Personal information
- Full name: José Garreta Viles
- Birth name: Josep Garreta i Viles
- Date of birth: 22 November 1941
- Place of birth: Barcelona, Spain
- Date of death: 1 January 2015 (aged 73)
- Place of death: L'Hospitalet de Llobregat, Spain
- Position(s): Defender

Youth career
- 1956–1957: Peña Alirón
- 1957–1959: Barcelona U19

Senior career*
- Years: Team / Apps / (Gls)
- 1959–1960: Barcelona Amateur
- 1960–1961: Sant Andreu / 26
- 1961–1962: L'Hospitalet
- 1962–1963: UD Arbúcies
- 1963–1968: Unió Esportiva Tossa [ca]
- 1968–1969: UD Bellvitge

= José Garreta (footballer, born 1941) =

Spanish footballer (1941–2015

José Garreta Viles (22 November 1941 – 1 January 2015) was a Spanish footballer who played as a defender for several modest Catalan clubs, being named the best defender of the Catalonia Regional League in the 1963–64 season.

==Early life==
José Garreta was born in the Catalonian town of Barcelona on 22 November 1941, as the second son of José Garreta Sabadell, a former footballer who had played for Espanyol in the 1932–33 season.

==Career==
In 1956, the 15-year-old Garreta began playing football at Peña Alirón, a team affiliated with FC Barcelona, whose coaches requested his transfer to the Barcelona youth team in 1957, with whom he played for three years. In his last season at Barça (1959–60), he played for the club's amateur team, and even made one appearance for the club's first team, in a friendly match against Olesa on 26 June 1960, helping his side to a 3–2 victory.

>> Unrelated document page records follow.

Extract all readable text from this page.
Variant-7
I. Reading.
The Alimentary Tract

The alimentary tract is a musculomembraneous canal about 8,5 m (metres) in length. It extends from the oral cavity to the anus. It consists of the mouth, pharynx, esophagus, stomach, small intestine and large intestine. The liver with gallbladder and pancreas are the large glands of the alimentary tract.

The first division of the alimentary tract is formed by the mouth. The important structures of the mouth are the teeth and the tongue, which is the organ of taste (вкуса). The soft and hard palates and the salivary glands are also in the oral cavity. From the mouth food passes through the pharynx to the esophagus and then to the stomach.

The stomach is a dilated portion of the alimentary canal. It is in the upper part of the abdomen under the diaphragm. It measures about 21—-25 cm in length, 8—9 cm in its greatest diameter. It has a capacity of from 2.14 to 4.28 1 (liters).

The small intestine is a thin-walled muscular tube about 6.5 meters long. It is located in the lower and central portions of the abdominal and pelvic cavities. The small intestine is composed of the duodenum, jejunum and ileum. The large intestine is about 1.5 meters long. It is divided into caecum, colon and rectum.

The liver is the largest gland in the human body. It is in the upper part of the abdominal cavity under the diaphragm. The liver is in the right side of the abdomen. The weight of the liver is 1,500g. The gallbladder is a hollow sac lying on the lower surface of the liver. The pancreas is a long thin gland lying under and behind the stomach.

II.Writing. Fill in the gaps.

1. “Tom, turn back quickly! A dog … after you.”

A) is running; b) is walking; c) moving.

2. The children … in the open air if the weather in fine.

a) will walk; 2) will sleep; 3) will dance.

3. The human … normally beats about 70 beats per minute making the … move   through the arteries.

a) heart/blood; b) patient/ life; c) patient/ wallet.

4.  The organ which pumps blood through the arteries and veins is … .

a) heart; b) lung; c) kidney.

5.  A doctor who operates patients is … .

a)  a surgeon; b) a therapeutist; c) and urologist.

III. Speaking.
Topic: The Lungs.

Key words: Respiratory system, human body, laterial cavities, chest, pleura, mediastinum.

In 1960, Garreta joined Sant Andreu, then in the Tercera División, where he immediately earned a starting position in the defensive line. At the end of the season, he signed for L'Hospitalet at the request of its coach, Mario Anchisi. In 1962, however, he was called up to carry out his mandatory military service in Arbúcies, so he signed for the club's local team. Once his duties were complete, he joined Unió Esportiva Tossa, where he quickly established himself as one of its most important players and was named the most outstanding defender in the Catalan regional category in the 1963–64 season. In an interview with Mundo Deportivo in November 1964, Garreta stated that he considered Alfredo Di Stefano to be "the best player currently".

Garreta stayed at Tossa for five years, from 1963 until 1968, when he joined UD Bellvitge, where he retired in 1969, aged 28.

==Later life==
Garriga died in L'Hospitalet de Llobregat on 1 January 2015, at the age of 91.